Storytelling for Speakers

Stories are the speaker’s most powerful communication tool, but how does storytelling work? Why do some stories connect while others don’t? I share the answers in the video from my February, 2020 workshop on storytelling and in the text below.

When I was a young man still in college, I found myself—quite through happenstance—in the company of an odd band of folks who lived aboard their sailboats in the free anchorage in Miami. The stories they told about harrowing adventures in faraway places captured my interest. Up until that time, I’d been a private prep-school student headed toward some sort of advanced degree and the career that followed, but when I realized that stories of adventure at sea were not just the stuff of books and movies, I resolved to find stories of my own.
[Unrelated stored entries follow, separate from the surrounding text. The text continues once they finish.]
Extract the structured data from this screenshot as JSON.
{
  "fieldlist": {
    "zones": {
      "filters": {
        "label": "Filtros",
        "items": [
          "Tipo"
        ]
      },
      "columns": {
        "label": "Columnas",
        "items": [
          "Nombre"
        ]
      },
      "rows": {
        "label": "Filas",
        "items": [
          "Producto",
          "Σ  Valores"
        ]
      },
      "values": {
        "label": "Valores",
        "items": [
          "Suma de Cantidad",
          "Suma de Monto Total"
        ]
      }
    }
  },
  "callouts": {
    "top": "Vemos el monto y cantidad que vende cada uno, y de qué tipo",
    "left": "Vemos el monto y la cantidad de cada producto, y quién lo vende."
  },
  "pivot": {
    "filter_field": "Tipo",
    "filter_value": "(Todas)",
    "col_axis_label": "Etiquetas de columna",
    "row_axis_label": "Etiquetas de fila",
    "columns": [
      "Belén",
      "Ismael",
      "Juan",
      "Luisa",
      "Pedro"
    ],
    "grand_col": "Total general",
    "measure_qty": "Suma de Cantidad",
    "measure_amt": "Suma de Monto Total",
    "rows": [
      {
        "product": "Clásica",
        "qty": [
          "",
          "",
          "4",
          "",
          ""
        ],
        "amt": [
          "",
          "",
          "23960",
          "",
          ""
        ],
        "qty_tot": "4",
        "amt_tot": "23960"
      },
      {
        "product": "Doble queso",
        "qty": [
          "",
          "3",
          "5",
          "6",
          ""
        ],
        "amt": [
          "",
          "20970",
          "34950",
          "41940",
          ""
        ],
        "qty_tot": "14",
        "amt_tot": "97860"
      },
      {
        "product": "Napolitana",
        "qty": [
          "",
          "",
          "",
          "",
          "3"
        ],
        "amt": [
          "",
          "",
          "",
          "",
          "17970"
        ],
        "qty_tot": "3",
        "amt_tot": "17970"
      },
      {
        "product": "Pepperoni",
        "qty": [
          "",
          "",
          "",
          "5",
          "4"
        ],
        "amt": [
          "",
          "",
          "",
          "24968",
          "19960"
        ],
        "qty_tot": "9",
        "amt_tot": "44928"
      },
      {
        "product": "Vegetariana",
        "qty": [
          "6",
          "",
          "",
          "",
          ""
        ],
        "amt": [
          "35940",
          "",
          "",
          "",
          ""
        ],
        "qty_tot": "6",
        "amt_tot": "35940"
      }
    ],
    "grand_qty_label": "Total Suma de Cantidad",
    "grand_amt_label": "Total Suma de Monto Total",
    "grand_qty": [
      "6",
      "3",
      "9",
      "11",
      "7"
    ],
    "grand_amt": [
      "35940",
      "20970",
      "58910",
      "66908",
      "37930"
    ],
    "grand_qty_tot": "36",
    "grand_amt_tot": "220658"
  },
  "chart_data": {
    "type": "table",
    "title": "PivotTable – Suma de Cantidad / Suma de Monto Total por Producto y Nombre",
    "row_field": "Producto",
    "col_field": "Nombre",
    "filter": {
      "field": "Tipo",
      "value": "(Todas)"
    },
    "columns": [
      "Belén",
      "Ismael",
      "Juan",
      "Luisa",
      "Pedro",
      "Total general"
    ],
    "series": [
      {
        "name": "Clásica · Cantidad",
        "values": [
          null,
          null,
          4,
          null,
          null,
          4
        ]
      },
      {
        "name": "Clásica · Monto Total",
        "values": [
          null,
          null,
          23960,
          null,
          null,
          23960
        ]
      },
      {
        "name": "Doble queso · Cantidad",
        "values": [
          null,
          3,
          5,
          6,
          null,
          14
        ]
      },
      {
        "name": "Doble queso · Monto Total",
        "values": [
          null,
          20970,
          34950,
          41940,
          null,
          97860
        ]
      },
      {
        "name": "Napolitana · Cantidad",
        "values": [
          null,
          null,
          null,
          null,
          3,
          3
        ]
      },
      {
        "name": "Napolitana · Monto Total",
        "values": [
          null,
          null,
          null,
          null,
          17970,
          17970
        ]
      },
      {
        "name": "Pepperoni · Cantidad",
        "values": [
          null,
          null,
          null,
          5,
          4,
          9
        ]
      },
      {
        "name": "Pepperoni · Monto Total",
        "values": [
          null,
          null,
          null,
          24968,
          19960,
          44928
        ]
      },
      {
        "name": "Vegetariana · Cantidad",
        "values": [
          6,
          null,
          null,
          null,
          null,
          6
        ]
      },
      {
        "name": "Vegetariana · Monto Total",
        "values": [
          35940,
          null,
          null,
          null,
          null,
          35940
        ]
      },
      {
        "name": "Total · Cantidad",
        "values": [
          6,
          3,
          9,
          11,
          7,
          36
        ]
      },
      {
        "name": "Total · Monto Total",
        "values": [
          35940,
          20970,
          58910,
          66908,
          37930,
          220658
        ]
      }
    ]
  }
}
Thus began my storytelling journey.

Stories inspired me, and the secret floating village of Miami’s Dinner Key anchorage was a storybook Steinbeck himself would have envied. I took notes and photographs and began to develop my “story consciousness.” I didn’t know exactly what stories were, but I made it my business to look for them. My first big realization was that no matter how grandiose the setting or how severe the storm, stories are always about people. This is the golden rule of storytelling. Put colorful people in a colorful setting and give them colorful things to do, and you’ve got stories to tell. Take away the people and you’ve got nothing. If a tree falls in the forest and there’s no one around to hear, does it make a sound? No.